RequireMINT 2: Add a Data Dictionary
A data dictionary lists each application data element and includes the following fields:
- ID: Identifier
- Name: Element name
- Definition: Brief description
- Type: Data type
- Format: Allowable number of characters and default values
- Condition: Special circumstances related to the display of the field
Requirements related to data entry fields are often neglected for fear of excess documentation and verbiage. The maintainable, tabular format of a data dictionary helps eliminate this fear, resulting in the omission of fewer requirements, thus reducing scope issues. The unambiguous nature of data dictionaries also contributes to improving the clarity (understanding) of requirements. Finally, traceability sees benefits from the granular nature of the requirements presented in a data dictionary.

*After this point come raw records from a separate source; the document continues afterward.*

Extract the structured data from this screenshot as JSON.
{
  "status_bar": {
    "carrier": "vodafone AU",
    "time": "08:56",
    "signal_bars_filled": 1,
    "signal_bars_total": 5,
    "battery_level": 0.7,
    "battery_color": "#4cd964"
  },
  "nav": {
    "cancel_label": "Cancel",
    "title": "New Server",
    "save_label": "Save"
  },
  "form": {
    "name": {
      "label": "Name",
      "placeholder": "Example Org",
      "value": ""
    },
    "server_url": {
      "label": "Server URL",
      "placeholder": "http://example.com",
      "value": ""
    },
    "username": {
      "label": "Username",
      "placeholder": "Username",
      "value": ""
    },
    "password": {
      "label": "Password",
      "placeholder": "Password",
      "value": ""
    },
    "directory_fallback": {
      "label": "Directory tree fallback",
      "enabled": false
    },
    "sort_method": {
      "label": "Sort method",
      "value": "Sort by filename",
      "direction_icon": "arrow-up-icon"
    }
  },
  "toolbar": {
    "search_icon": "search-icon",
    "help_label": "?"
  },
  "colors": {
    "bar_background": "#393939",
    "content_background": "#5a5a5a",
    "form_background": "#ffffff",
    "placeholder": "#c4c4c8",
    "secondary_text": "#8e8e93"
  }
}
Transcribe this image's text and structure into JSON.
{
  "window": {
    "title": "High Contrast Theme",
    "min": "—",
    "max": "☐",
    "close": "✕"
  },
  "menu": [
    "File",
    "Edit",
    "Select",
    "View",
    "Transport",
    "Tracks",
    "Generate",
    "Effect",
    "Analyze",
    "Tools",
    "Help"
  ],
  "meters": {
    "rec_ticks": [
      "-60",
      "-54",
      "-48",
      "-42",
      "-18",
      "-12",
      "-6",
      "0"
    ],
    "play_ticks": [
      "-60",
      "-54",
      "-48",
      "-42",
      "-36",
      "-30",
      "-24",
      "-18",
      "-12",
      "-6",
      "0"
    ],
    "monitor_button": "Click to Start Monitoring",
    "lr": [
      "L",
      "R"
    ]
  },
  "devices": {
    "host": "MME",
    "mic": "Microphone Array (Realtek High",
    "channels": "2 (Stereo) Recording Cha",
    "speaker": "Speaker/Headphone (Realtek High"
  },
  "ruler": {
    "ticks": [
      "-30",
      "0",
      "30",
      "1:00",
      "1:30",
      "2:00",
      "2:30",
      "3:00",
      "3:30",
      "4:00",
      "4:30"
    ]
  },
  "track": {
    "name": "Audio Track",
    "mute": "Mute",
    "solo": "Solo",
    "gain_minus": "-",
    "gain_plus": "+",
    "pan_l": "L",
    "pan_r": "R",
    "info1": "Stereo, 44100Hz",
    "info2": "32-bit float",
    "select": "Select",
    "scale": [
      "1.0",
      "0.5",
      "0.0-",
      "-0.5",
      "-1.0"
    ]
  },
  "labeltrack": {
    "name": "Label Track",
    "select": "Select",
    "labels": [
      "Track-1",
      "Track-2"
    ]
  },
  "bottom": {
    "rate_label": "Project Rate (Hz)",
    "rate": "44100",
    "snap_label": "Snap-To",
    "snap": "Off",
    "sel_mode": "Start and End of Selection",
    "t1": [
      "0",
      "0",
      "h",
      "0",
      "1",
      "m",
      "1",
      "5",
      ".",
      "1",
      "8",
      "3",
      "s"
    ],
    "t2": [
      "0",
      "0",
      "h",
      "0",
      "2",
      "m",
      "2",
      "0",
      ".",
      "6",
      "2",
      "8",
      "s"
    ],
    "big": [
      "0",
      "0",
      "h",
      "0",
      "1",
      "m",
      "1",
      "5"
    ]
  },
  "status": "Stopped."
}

RequireMINT 3: Implement UML Modeling
The Unified Modeling Language (UML) is a notation for creating diagrams that illustrate system behavior and design. To create these diagrams, you must first interview subject matter experts to gather information about work practices and expectations. In the event that subject matter experts aren't available, information may be obtained from existing project documentation. While the benefits are greater if done early in a software development effort, interviews are still beneficial even when conducted in later stages. Notes taken from the interview are used to provide information for the creation of UML diagrams.
Diagrams improve scope by pointing out holes in the system definition, while representing the system in an understandable manner. This more understandable system leads to reduced instability, because the most basic elements of the system documented by the model have fewer discrepancies. Models also improve traceability by providing a common ground for tracing to requirements, code, and test cases.